Wednesday, August 10, 2011

Thursday, August 4, 2011

Indecision

There are some things/choices that have been on my mind lately, and I'm not quite sure what to do about them. It seems like no choice is exactly right; either because I won't be happy with one outcome or another, or people close to me won't be happy with one outcome or another, and I don't want to let them down (I don't know if that makes much sense, but I feel like explaining more would be divulging a little too much personal information in a public setting). I know I can't make all my decisions based on what other people think - and trust me, I don't, but these are the types of decisions that would affect others enough that I should consider them in this decision making process.


I'm in the middle of reading a book right now that caught me by surprise when it described almost exactly how I'm feeling in regards to my indecision.

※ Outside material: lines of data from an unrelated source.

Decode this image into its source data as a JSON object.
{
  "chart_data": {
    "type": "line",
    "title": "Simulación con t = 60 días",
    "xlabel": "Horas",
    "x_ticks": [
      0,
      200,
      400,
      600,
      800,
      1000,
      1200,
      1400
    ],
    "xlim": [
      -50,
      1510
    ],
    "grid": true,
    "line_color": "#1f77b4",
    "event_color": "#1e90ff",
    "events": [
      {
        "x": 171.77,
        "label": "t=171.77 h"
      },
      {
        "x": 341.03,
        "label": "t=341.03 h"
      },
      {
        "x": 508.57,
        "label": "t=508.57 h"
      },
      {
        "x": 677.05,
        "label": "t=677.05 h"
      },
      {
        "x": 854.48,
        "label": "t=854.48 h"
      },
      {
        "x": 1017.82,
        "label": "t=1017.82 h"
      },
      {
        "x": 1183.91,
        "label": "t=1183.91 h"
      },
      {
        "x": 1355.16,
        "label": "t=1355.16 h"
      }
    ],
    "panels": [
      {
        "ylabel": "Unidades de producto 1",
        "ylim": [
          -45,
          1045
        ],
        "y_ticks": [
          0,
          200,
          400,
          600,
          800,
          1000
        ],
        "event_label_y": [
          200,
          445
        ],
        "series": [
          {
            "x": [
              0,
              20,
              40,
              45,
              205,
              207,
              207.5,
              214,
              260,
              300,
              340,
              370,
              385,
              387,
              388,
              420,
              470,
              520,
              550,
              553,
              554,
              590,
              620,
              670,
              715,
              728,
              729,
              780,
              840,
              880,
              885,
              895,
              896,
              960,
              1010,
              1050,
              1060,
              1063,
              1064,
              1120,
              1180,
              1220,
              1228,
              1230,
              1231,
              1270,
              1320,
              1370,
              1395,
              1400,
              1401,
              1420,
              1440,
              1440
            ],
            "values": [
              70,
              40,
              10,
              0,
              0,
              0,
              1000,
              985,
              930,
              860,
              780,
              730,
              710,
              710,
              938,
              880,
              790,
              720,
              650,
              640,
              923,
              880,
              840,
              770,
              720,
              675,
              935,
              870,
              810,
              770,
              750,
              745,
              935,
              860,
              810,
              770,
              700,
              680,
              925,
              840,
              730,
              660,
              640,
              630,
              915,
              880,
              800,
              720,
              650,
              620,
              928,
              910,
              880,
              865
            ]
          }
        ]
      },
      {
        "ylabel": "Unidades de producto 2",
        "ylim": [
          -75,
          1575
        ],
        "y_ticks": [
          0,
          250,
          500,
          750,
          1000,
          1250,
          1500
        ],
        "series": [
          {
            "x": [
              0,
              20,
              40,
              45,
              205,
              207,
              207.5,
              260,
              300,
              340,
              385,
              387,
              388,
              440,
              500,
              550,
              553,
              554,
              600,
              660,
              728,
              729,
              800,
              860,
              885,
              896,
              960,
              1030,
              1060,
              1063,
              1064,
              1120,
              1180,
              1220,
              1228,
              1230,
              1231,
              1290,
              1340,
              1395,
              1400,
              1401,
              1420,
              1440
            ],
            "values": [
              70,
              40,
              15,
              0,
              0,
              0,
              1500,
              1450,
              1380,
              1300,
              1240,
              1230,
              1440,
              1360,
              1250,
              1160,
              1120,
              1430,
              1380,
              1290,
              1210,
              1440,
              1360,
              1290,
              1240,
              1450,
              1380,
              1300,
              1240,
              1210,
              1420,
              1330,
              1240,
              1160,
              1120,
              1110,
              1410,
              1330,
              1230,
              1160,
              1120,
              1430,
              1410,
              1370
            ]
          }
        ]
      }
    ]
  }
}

While the examples of choices laid out for the protagonist of the book are not the same as the choices I'm facing, the general idea is the same:

"I saw my life branching out before me like the green fig tree in the story.

"From the tip of every branch, like a fat purple fig, a wonderful future beckoned and winked. One fig was a husband and a happy home and children, and another fig was a famous poet and another fig was a brilliant professor, and another fig was Ee Gee, the amazing editor, and another fig was Europe and Africa and South America, and another fig was Constantin and Socrates and Attila and a pack of other lovers with queer names and offbeat professions, and another fig was an Olympic lady crew champion, and beyond and above these figs were many more figs I couldn't quite make out.

"I saw myself sitting in the crotch of this fig tree, starving to death, just because I couldn't make up my mind which of the figs I would choose. I wanted each and every one of them, but choosing one meant losing all the rest, and, as I sat there, unable to decide, the figs began to wrinkle and go black, and one by one, they plopped to the ground at my feet."

I feel stuck, very unsure of what to do, and frustrated because my usual sources of input/advice don't seem to be working. I just don't know what to do!